To impose Intermediate Size on a national economy Schumacher suggested superimposing on large-area states a cantonal structure of modest size so that vast industrial concentration (with all this entails in imbalance, ineptitude, and diseconomies of scale) becomes not only unnecessary but also impractical and inefficient. (1)
Intermediate Technology would be a byproduct of the cantonal structure. Once a development district is 'appropriately' reduced, it becomes possible to fulfill a society's material requirements by means of less expensive and simpler equipment than the costly, computerized, labor-saving machinery necessary for satisfying the massive appetite for the remedial transport and integration commodities without which a very large modern market community cannot exist.

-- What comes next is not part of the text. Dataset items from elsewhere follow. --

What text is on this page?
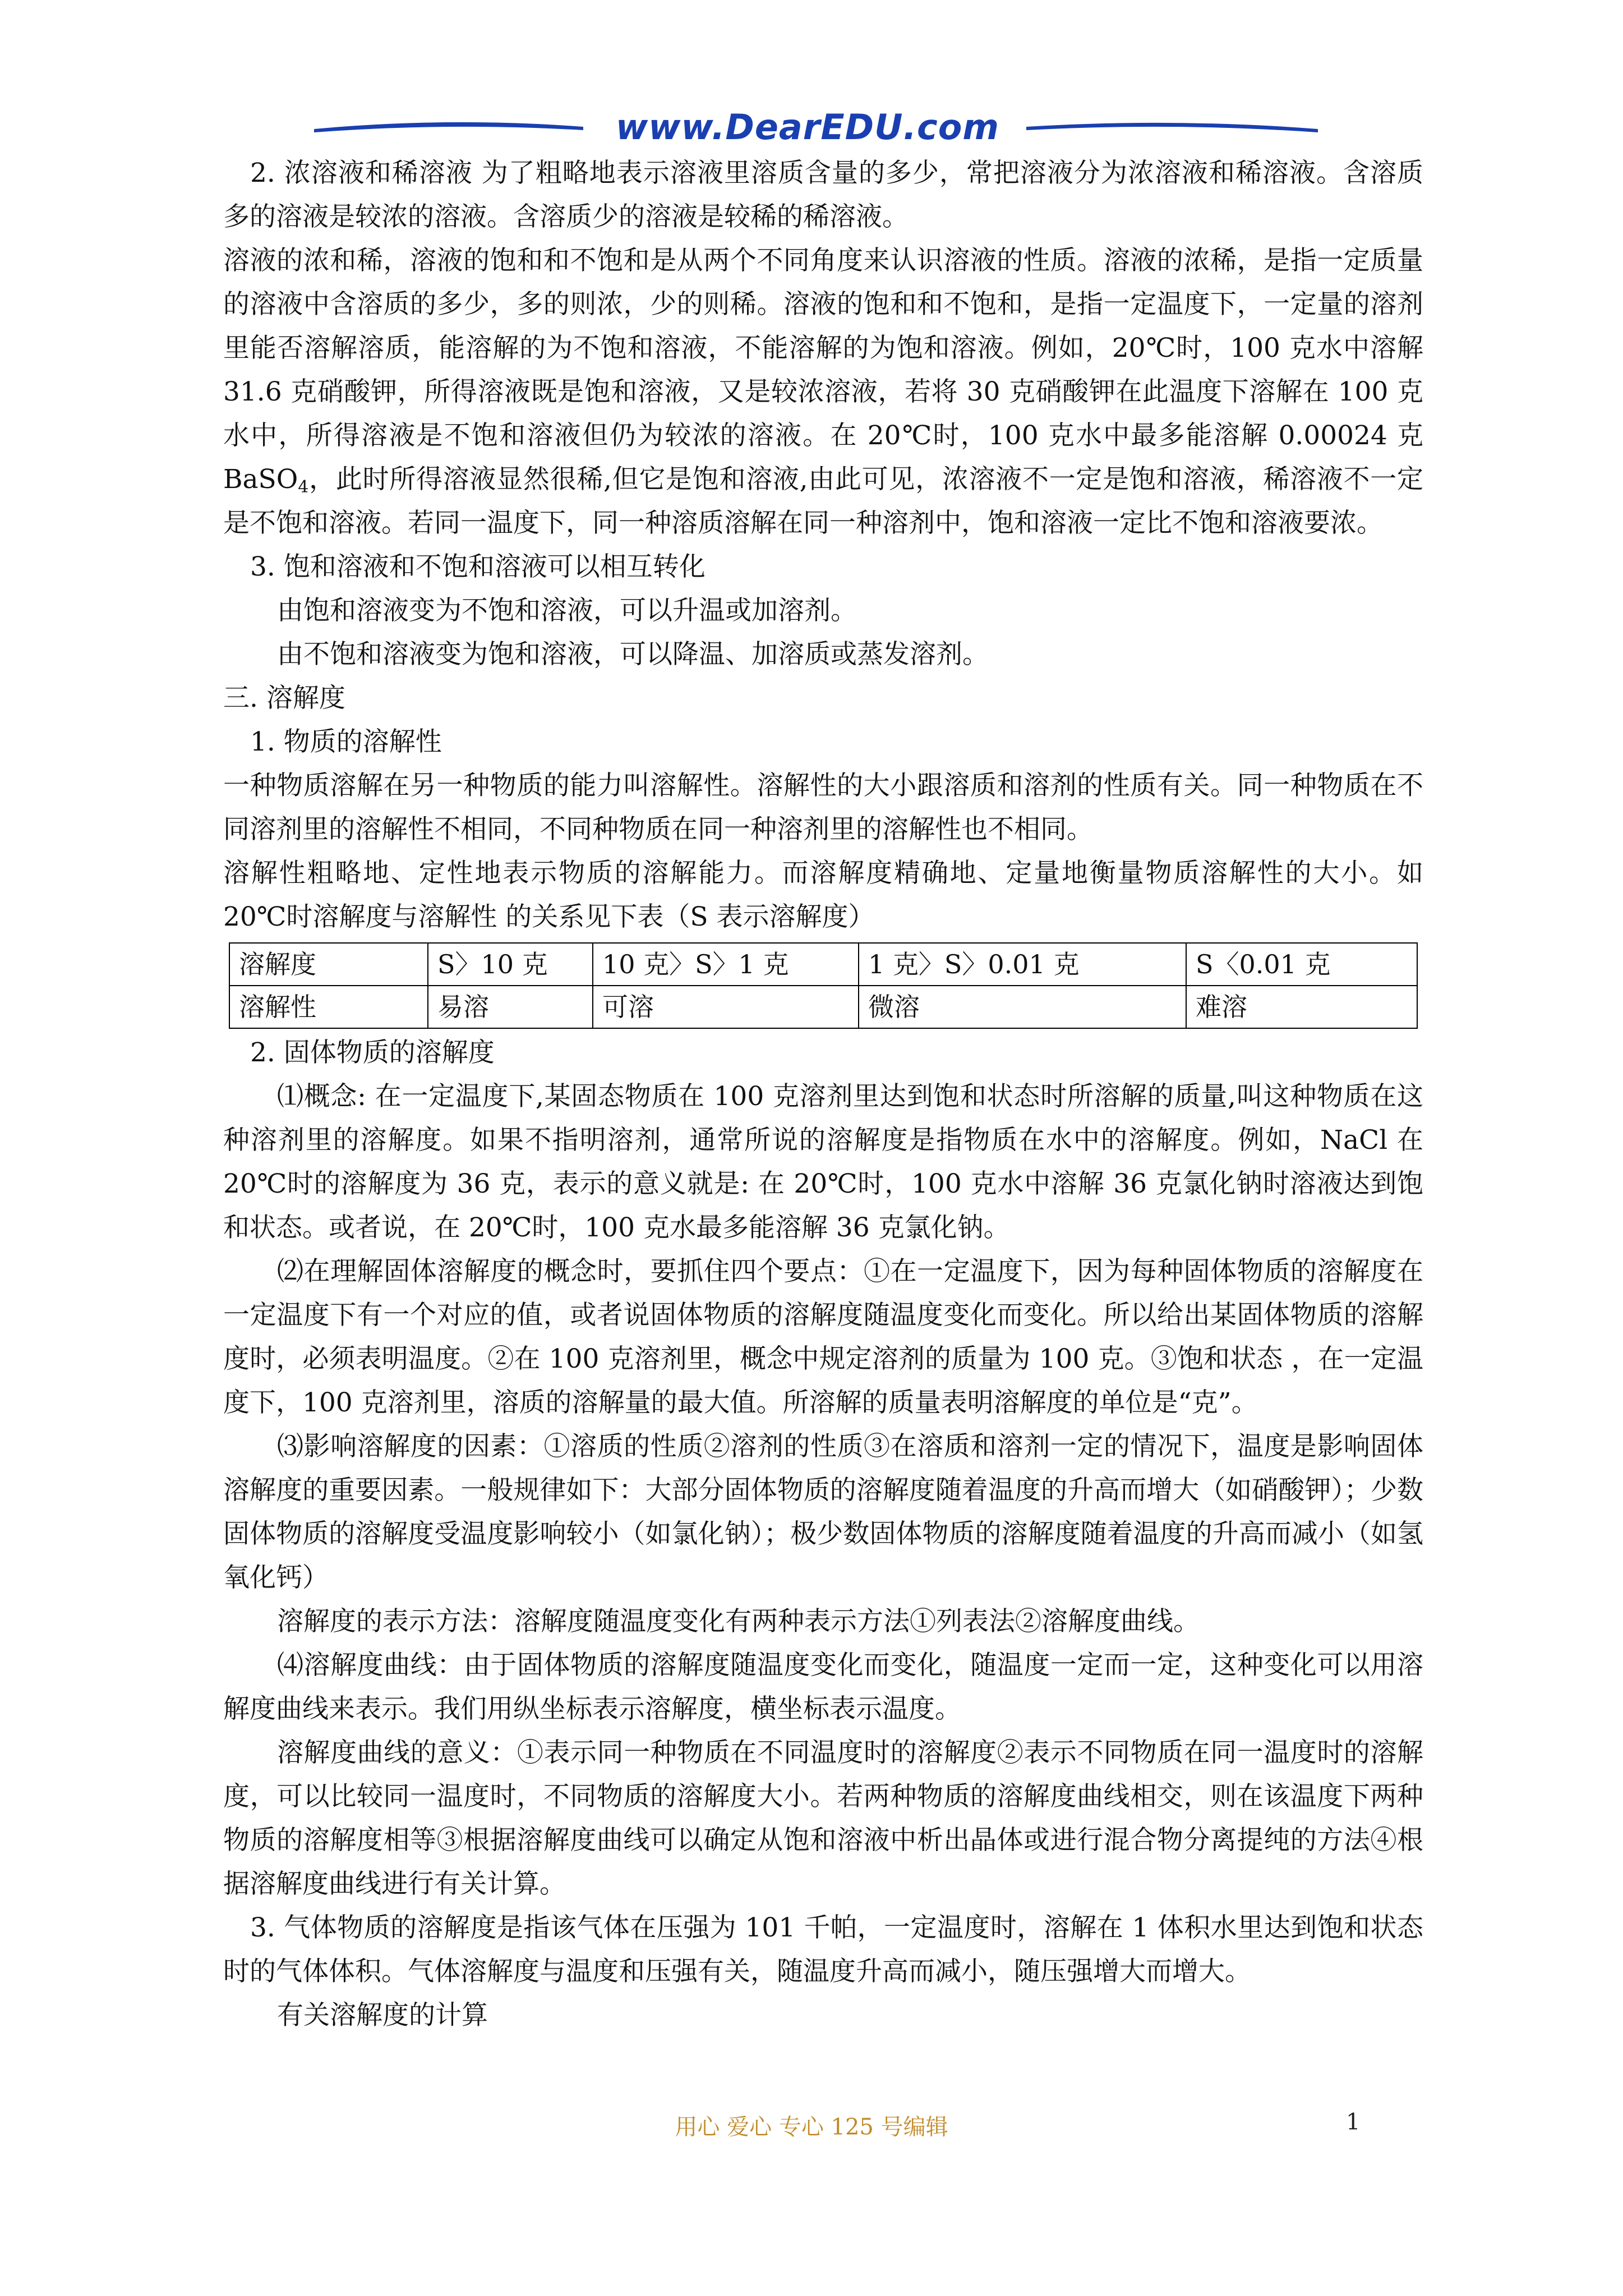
www.DearEDU.com

2. 浓溶液和稀溶液 为了粗略地表示溶液里溶质含量的多少，常把溶液分为浓溶液和稀溶液。含溶质多的溶液是较浓的溶液。含溶质少的溶液是较稀的稀溶液。

溶液的浓和稀，溶液的饱和和不饱和是从两个不同角度来认识溶液的性质。溶液的浓稀，是指一定质量的溶液中含溶质的多少，多的则浓，少的则稀。溶液的饱和和不饱和，是指一定温度下，一定量的溶剂里能否溶解溶质，能溶解的为不饱和溶液，不能溶解的为饱和溶液。例如，20℃时，100 克水中溶解 31.6 克硝酸钾，所得溶液既是饱和溶液，又是较浓溶液，若将 30 克硝酸钾在此温度下溶解在 100 克水中，所得溶液是不饱和溶液但仍为较浓的溶液。在 20℃时，100 克水中最多能溶解 0.00024 克 BaSO$_4$，此时所得溶液显然很稀,但它是饱和溶液,由此可见，浓溶液不一定是饱和溶液，稀溶液不一定是不饱和溶液。若同一温度下，同一种溶质溶解在同一种溶剂中，饱和溶液一定比不饱和溶液要浓。

3. 饱和溶液和不饱和溶液可以相互转化

由饱和溶液变为不饱和溶液，可以升温或加溶剂。

由不饱和溶液变为饱和溶液，可以降温、加溶质或蒸发溶剂。

三. 溶解度

1. 物质的溶解性

一种物质溶解在另一种物质的能力叫溶解性。溶解性的大小跟溶质和溶剂的性质有关。同一种物质在不同溶剂里的溶解性不相同，不同种物质在同一种溶剂里的溶解性也不相同。

溶解性粗略地、定性地表示物质的溶解能力。而溶解度精确地、定量地衡量物质溶解性的大小。如 20℃时溶解度与溶解性 的关系见下表（S 表示溶解度）

溶解度	S〉10 克	10 克〉S〉1 克	1 克〉S〉0.01 克	S〈0.01 克
溶解性	易溶	可溶	微溶	难溶

2. 固体物质的溶解度

⑴概念: 在一定温度下,某固态物质在 100 克溶剂里达到饱和状态时所溶解的质量,叫这种物质在这种溶剂里的溶解度。如果不指明溶剂，通常所说的溶解度是指物质在水中的溶解度。例如，NaCl 在 20℃时的溶解度为 36 克，表示的意义就是: 在 20℃时，100 克水中溶解 36 克氯化钠时溶液达到饱和状态。或者说，在 20℃时，100 克水最多能溶解 36 克氯化钠。

⑵在理解固体溶解度的概念时，要抓住四个要点：①在一定温度下，因为每种固体物质的溶解度在一定温度下有一个对应的值，或者说固体物质的溶解度随温度变化而变化。所以给出某固体物质的溶解度时，必须表明温度。②在 100 克溶剂里，概念中规定溶剂的质量为 100 克。③饱和状态 ，在一定温度下，100 克溶剂里，溶质的溶解量的最大值。所溶解的质量表明溶解度的单位是“克”。

⑶影响溶解度的因素：①溶质的性质②溶剂的性质③在溶质和溶剂一定的情况下，温度是影响固体溶解度的重要因素。一般规律如下：大部分固体物质的溶解度随着温度的升高而增大（如硝酸钾）；少数固体物质的溶解度受温度影响较小（如氯化钠）；极少数固体物质的溶解度随着温度的升高而减小（如氢氧化钙）

溶解度的表示方法：溶解度随温度变化有两种表示方法①列表法②溶解度曲线。

⑷溶解度曲线：由于固体物质的溶解度随温度变化而变化，随温度一定而一定，这种变化可以用溶解度曲线来表示。我们用纵坐标表示溶解度，横坐标表示温度。

溶解度曲线的意义：①表示同一种物质在不同温度时的溶解度②表示不同物质在同一温度时的溶解度，可以比较同一温度时，不同物质的溶解度大小。若两种物质的溶解度曲线相交，则在该温度下两种物质的溶解度相等③根据溶解度曲线可以确定从饱和溶液中析出晶体或进行混合物分离提纯的方法④根据溶解度曲线进行有关计算。

3. 气体物质的溶解度是指该气体在压强为 101 千帕，一定温度时，溶解在 1 体积水里达到饱和状态时的气体体积。气体溶解度与温度和压强有关，随温度升高而减小，随压强增大而增大。

有关溶解度的计算

用心 爱心 专心 125 号编辑	1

Though this means a reduction in productivity, it does not mean a reduction in even the highest humanely attainable standard of living. (1)
Putting it differently, the reduced efficiency of intermediate technology provides the same amount of goods, but at a higher cost in labor. However, since higher labor cost and longer working hours means simply that the desired level of production can be achieved only by full rather than partial employment of the available labor force, they represent socially no additional cost at all. They are, in fact, a benefit. It is unemployment, defined by Schumacher as the degrading saving of manpower through the inappropriate use of advanced machinery, which is the prohibitive cost which no society can afford to pay in the long run. Furthermore the unemployment caused by excessive technological progress will inevitably lead to the revolt of the unemployed (1).